> 
> > The TID can fit in "reserved" field of ARO/DAR/DAC and thus can come
> > at no cost.
> 
> FWIW Complexity is the true cost, because unneeded complexity leads to
> non-interoperability for no benefit.
> 
> > Thanks to the lollipop mechanism defined in 6lowpan-nd-07 the TID
can
> > be implemented even in the most constrained devices which might not
be
> > able to consistently increment the TID.
> 
> The lollipop stuff is not proven technology. It existed in an early
draft of
> OSPF, and was replaced. I assume it was replaced for a reason.
> 
[Pascal] that's FUD. 
OSPF does not use lollipop because it is not the appropriate tool, not
because it is a bad tool.
Lollipop has evolved. RPL has one that avoids the well-known pitfalls
like s1<s2<s3<s1.

> Any proven TID scheme would require stable storage on the device, so
that
> the device doesn't accidentally reuse old TIDs too soon. I don't think
we want
> to require that capability on all 6lowpan hosts, just because it is
perceived too
> hard to have RPL keep track of things.

[Pascal] Nicolas 's point exactly.
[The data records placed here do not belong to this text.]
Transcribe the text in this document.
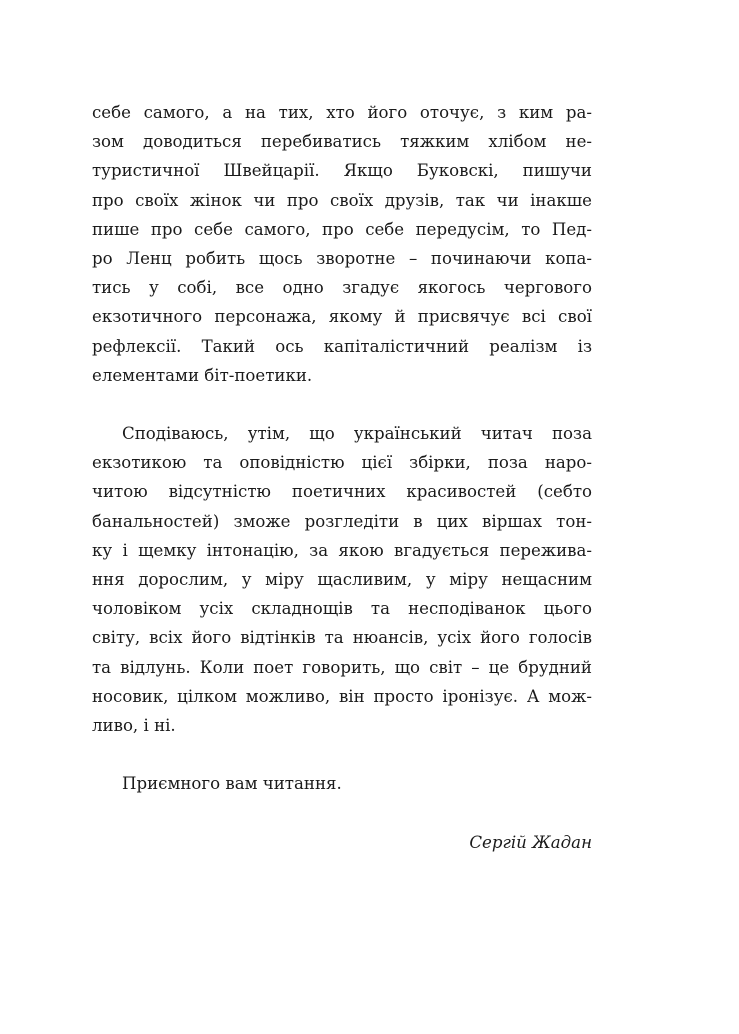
себе самого, а на тих, хто його оточує, з ким ра-
зом доводиться перебиватись тяжким хлібом не-
туристичної Швейцарії. Якщо Буковскі, пишучи
про своїх жінок чи про своїх друзів, так чи інакше
пише про себе самого, про себе передусім, то Пед-
ро Ленц робить щось зворотне – починаючи копа-
тись у собі, все одно згадує якогось чергового
екзотичного персонажа, якому й присвячує всі свої
рефлексії. Такий ось капіталістичний реалізм із
елементами біт-поетики.
Сподіваюсь, утім, що український читач поза
екзотикою та оповідністю цієї збірки, поза наро-
читою відсутністю поетичних красивостей (себто
банальностей) зможе розгледіти в цих віршах тон-
ку і щемку інтонацію, за якою вгадується пережива-
ння дорослим, у міру щасливим, у міру нещасним
чоловіком усіх складнощів та несподіванок цього
світу, всіх його відтінків та нюансів, усіх його голосів
та відлунь. Коли поет говорить, що світ – це брудний
носовик, цілком можливо, він просто іронізує. А мож-
ливо, і ні.
Приємного вам читання.
Сергій Жадан
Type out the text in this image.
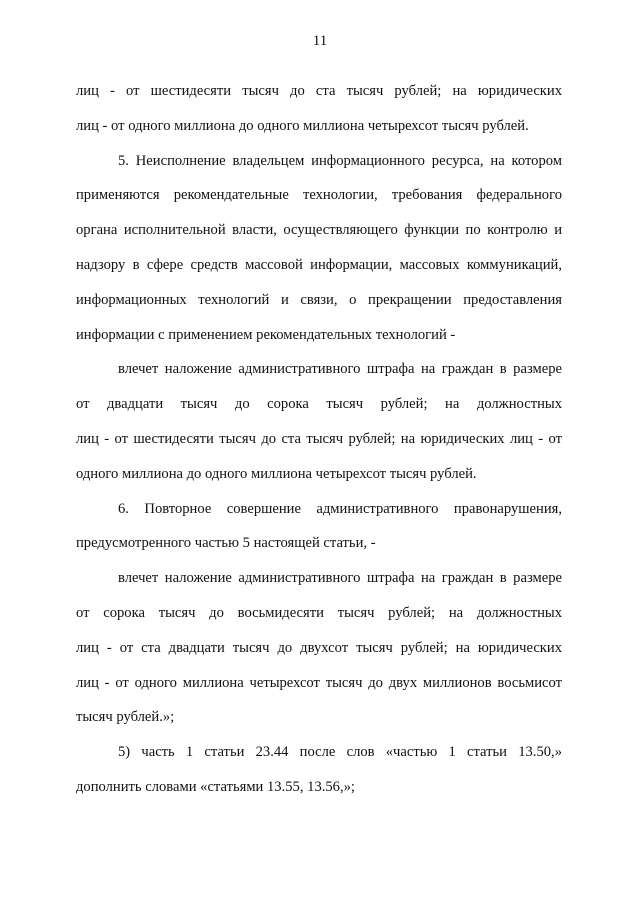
11
лиц - от шестидесяти тысяч до ста тысяч рублей; на юридических
лиц - от одного миллиона до одного миллиона четырехсот тысяч рублей.
5. Неисполнение владельцем информационного ресурса, на котором
применяются рекомендательные технологии, требования федерального
органа исполнительной власти, осуществляющего функции по контролю и
надзору в сфере средств массовой информации, массовых коммуникаций,
информационных технологий и связи, о прекращении предоставления
информации с применением рекомендательных технологий -
влечет наложение административного штрафа на граждан в размере
от двадцати тысяч до сорока тысяч рублей; на должностных
лиц - от шестидесяти тысяч до ста тысяч рублей; на юридических лиц - от
одного миллиона до одного миллиона четырехсот тысяч рублей.
6. Повторное совершение административного правонарушения,
предусмотренного частью 5 настоящей статьи, -
влечет наложение административного штрафа на граждан в размере
от сорока тысяч до восьмидесяти тысяч рублей; на должностных
лиц - от ста двадцати тысяч до двухсот тысяч рублей; на юридических
лиц - от одного миллиона четырехсот тысяч до двух миллионов восьмисот
тысяч рублей.»;
5) часть 1 статьи 23.44 после слов «частью 1 статьи 13.50,»
дополнить словами «статьями 13.55, 13.56,»;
If the user of the TID has an
appropriate mechanism (like a modern lollipop) then the device is
allowed to reboot and loose states. So we are not requiring persistent
memory.
And you can't just avoid something simple in the host by pushing
something undeterminably  complex in the router, because a RPL router is
usually the exact same hardware with the same constraints as the host.